Avec une sorte de joie nerveuse, il se mit à choisir, parmi le foisonnement de toiles qui nous entouraient, celles qu’il désirait me montrer. Un triptyque inspiré de la Divine Comédie retint aussitôt mon attention : le chaos de l’enfer, le pommier en fruit du purgatoire, la lumière du paradis. Puis il me montra une toile inspirée de Rembrandt : un moulin en feu, un pont, et, sous l’arche de ce pont, le reflet lointain du soleil sur la mer. Il y avait dans ses toiles, côte-à-côte, splendeur et tragédie. C’est lorsqu’il sortit son album de famille que je compris un peu mieux d’où venait cet étrange mélange dont Jacek semblait avoir le secret.
Jacek dans son studio
Jacek est né en Pologne, à Cracovie, au lendemain de la seconde guerre mondiale. Son père, m’explique-t-il en me montrant la photo d’un jeune homme élégant au visage sévère, était chef du peloton d’exécution de la résistance polonaise pendant la guerre. Et sa mère, cette mère qu’il aimait tant et qu’il a si peu connu (elle est morte alors qu’il n’avait que 7 ans), c’était une amie du jeune Karol Wojtila à l’époque où celui-ci, avec la compagnie du “théâtre rhapsodique”, était dans la “résistance culturelle” — “il en pinçait pour elle”, commenta Jacek avec un sourire pensif, “mais mon père avait déjà pris son coeur…” C’est avec le jeune Karol que Jacek reçut les sacrements et son éducation religieuse. Il se souvient aussi de ces matins (Jacek n’avait alors guère plus de 3 ans) où sa mère, en partant au travail, le déposait au château où il prenait son petit déjeuner à la table du cardinal Sapieha, servi par Karol Wojtila.
La Divine Comédie : enfer, purgatoire, paradis
Lorsqu’au terme de la visite je pris une photo de Jacek il dit avec un rire un peu triste : “Bonne idée, ce sera peut-être la dernière.” La semaine suivante, je visitais Jacek à l’hôpital. Il était minuit passé et il était aux urgences. Il me vit arriver avec soulagement. Cette nuit-là, je découvrais un nouvel épisode de la vie de Jacek : comment il avait étudié la peinture et comment il était venu ici, à New York, afin de poursuivre sa passion. C’était les années où Andy Warhol (également Polonais) menait la danse à New York et Jacek se retrouva dans ce cercle où il côtoyait toutes les “stars” du moment. Avec des étoiles dans les yeux, il fit mémoire de son amitié avec le poète Allen Ginsberg, d’une promenade avec Fellini et d’une conversation passionnée avec Czeslaw Milosz.

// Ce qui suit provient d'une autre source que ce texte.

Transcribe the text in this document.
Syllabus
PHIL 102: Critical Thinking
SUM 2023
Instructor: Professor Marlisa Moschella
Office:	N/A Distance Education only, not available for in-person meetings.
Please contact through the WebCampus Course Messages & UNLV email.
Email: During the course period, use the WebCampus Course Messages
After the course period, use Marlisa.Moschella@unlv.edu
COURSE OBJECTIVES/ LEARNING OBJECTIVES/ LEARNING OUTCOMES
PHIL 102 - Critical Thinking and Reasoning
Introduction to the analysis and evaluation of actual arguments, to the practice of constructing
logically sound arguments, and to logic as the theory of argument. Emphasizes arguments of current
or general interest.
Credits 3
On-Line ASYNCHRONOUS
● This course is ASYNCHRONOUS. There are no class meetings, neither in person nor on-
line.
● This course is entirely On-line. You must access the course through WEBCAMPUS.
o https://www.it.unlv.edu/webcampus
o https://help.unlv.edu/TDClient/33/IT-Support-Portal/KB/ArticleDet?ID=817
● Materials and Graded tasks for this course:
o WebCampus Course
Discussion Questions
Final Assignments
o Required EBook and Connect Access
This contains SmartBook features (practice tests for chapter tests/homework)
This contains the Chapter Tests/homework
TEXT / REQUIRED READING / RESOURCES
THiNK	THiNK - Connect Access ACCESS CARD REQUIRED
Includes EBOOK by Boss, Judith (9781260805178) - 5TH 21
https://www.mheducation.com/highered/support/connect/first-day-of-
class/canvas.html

Cependant, comme beaucoup de ceux qui sont tombés sous le charme enivrant mais illusoire de ces années, Jacek a vieilli seul, tragiquement seul, avec ses souvenirs et ses 400 toiles, dont beaucoup n’ont jamais été montrées à personne. Rien n’était plus déchirant que de voir cet homme tourner vers l’infirmière un visage suppliant et lui dire : “Vous devez me ramener chez moi. Vous comprenez, toutes mes peintures sont chez moi et je n’ai personne. Si je meurs, elles iront sur le trottoir et partiront à la décharge. J’ai une responsabilité envers elles, c’est l’œuvre de ma vie!”
La Divine Comédie, le Purgatoire (détail) : le pommier
Lorsque je visitais Jacek chez lui, une semaine plus tard, je le trouvais allongé au sol, en proie à une douleur intense, respirant à grand peine, les mains comme saisies dans la glace. Les secours arrivèrent et l’emportèrent en ambulance. Je quittais Jacek au milieu de la rue avec la promesse de le visiter, ce que je fis le surlendemain. Jacek était dans le coma. Il y resta une semaine avant de retourner à la maison du Père. C’est avec tristesse et gratitude que je fais mémoire de notre si brève mais si belle amitié. Tristesse car elle m’a rappelé quelle terrible solitude est parfois cachée dans l’anonymat de notre ville. Gratitude, car m’a également rappelé, avec une évidence indéniable, la bonté de la Divine Providence (et, dans ce cas, j’en suis certain, de l’intercession de Saint Jean-Paul II pour son élève et ami d’autrefois) qui a permis que Jacek, avant de comparaître devant le Trône de Dieu, appelle un de ses humbles prêtres “son ami”. Repose en paix, Jacek.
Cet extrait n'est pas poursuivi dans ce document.